Rentrée scolaire : incertitudes sur le protocole sanitaire à trois jours de la reprise
À seulement trois jours de la rentrée scolaire prévue le lundi 3 janvier, le protocole sanitaire applicable dans les établissements scolaires reste en grande partie inchangé, mais un point crucial demeure en suspens : le nombre de tests négatifs que les enfants devront présenter pour retourner en classe lorsqu'un camarade est testé positif au Covid-19.
Un protocile largement maintenu
La réunion qui s'est tenue jeudi 30 décembre au ministère de l'Éducation nationale avec les syndicats d'enseignants n'a pas abouti à un nouveau protocole. La rentrée scolaire est bien maintenue pour le lundi 3 janvier comme prévu initialement.
Le protocole applicable à partir de cette rentrée devrait être identique à celui en vigueur avant les vacances scolaires, avec quelques ajustements possibles suivant l'avis de la Haute autorité de santé attendu dans les heures qui viennent.
Tous les cours se dérouleront en présentiel, avec le port du masque obligatoire pour les élèves de six ans et plus. Les brassages entre les classes et les niveaux resteront limités, tandis que les mesures d'aération et de lavage renforcé des mains sont maintenues.
Les différents niveaux d'application
Les écoles maternelles et élémentaires restent au niveau 3 (à l'exception de la Guyane, qui reste au niveau 4).

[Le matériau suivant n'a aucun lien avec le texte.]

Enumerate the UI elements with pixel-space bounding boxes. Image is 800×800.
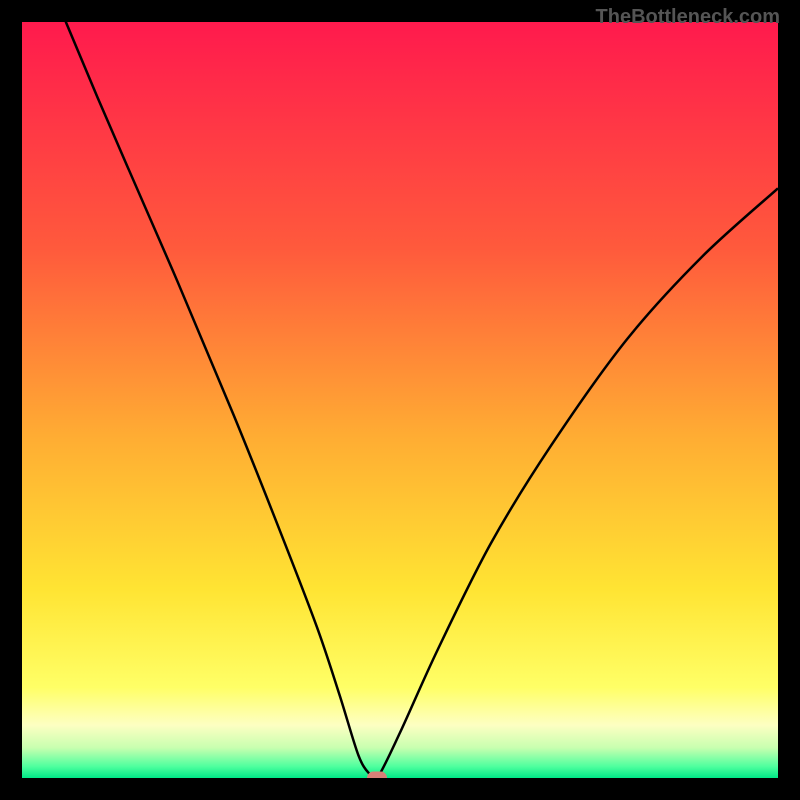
optimum-marker (367, 772, 387, 779)
watermark-text: TheBottleneck.com (596, 6, 780, 29)
plot-area (22, 22, 778, 778)
bottleneck-curve (22, 22, 778, 778)
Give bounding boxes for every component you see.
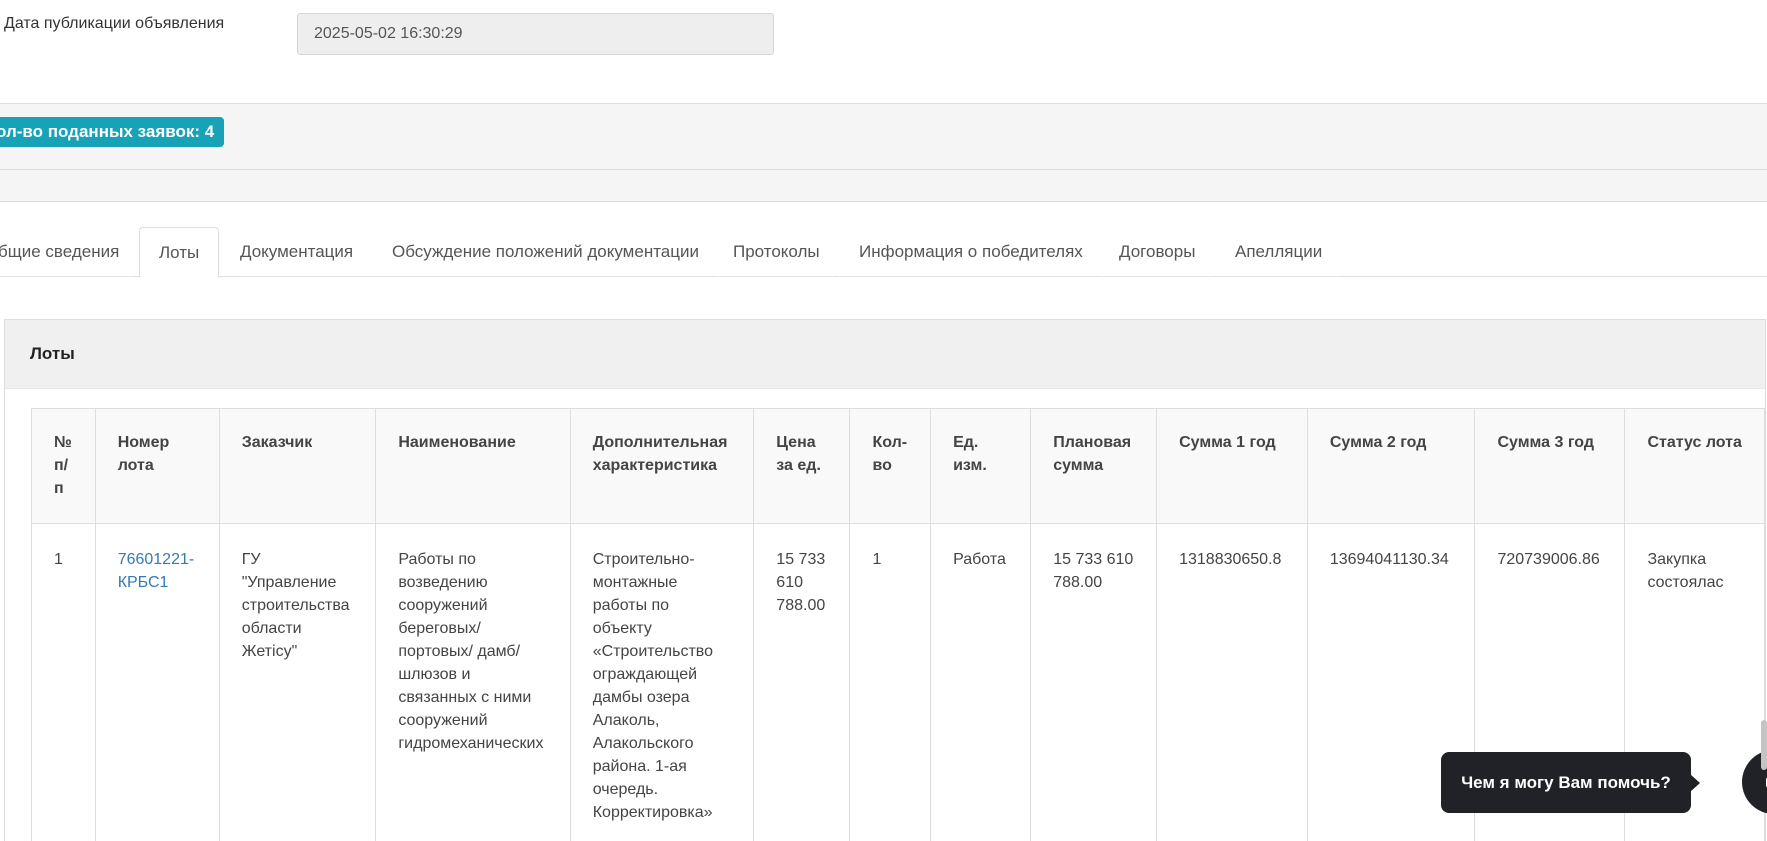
col-header-planned-sum: Плановая сумма [1030, 408, 1158, 524]
lots-panel-title: Лоты [5, 320, 1765, 389]
col-header-unit: Ед. изм. [930, 408, 1032, 524]
col-header-customer: Заказчик [218, 408, 377, 524]
chat-prompt-bubble[interactable]: Чем я могу Вам помочь? [1441, 752, 1700, 813]
cell-planned-sum: 15 733 610 788.00 [1030, 523, 1158, 841]
col-header-num: № п/ п [31, 408, 96, 524]
tab-winners-info[interactable]: Информация о победителях [838, 227, 1097, 277]
cell-unit: Работа [930, 523, 1032, 841]
tab-documentation[interactable]: Документация [240, 227, 370, 277]
applications-band: ол-во поданных заявок: 4 [0, 103, 1767, 170]
cell-extra: Строительно-монтажные работы по объекту … [569, 523, 755, 841]
cell-sum1: 1318830650.8 [1156, 523, 1308, 841]
tab-bar: бщие сведения Лоты Документация Обсужден… [0, 227, 1767, 278]
tab-general-info[interactable]: бщие сведения [0, 227, 134, 277]
cell-lot-number: 76601221-КРБС1 [94, 523, 220, 841]
cell-name: Работы по возведению сооружений береговы… [375, 523, 571, 841]
cell-qty: 1 [849, 523, 932, 841]
cell-unit-price: 15 733 610 788.00 [753, 523, 851, 841]
page-scrollbar[interactable] [1761, 720, 1767, 770]
publication-date-field[interactable]: 2025-05-02 16:30:29 [297, 13, 774, 55]
col-header-name: Наименование [375, 408, 571, 524]
tab-contracts[interactable]: Договоры [1100, 227, 1212, 277]
col-header-sum3: Сумма 3 год [1474, 408, 1626, 524]
col-header-extra: Дополнительная характеристика [569, 408, 755, 524]
empty-band [0, 170, 1767, 202]
col-header-status: Статус лота [1624, 408, 1765, 524]
tab-protocols[interactable]: Протоколы [714, 227, 835, 277]
col-header-sum2: Сумма 2 год [1306, 408, 1476, 524]
cell-num: 1 [31, 523, 96, 841]
col-header-sum1: Сумма 1 год [1156, 408, 1308, 524]
tab-lots[interactable]: Лоты [139, 227, 220, 278]
col-header-lot-number: Номер лота [94, 408, 220, 524]
col-header-qty: Кол-во [849, 408, 932, 524]
table-header-row: № п/ п Номер лота Заказчик Наименование … [31, 408, 1765, 524]
cell-customer: ГУ "Управление строительства области Жет… [218, 523, 377, 841]
publication-date-label: Дата публикации объявления [4, 15, 225, 32]
tab-documentation-discussion[interactable]: Обсуждение положений документации [372, 227, 711, 277]
tab-appeals[interactable]: Апелляции [1215, 227, 1339, 277]
applications-count-badge: ол-во поданных заявок: 4 [0, 117, 225, 147]
publication-date-row: Дата публикации объявления 2025-05-02 16… [0, 0, 1767, 103]
col-header-unit-price: Цена за ед. [753, 408, 851, 524]
lot-number-link[interactable]: 76601221-КРБС1 [118, 551, 195, 591]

Ce niveau implique :
- Après un cas confirmé dans une classe, celle-ci ne ferme pas. Les apprentissages sont poursuivis en présentiel pour les élèves testés négatifs.
- Les élèves testés positifs restent à l'isolement pendant 10 jours avec apprentissage à distance.
- Actuellement, les familles sont simplement invitées à réaliser un nouveau dépistage au bout de sept jours, sans obligation.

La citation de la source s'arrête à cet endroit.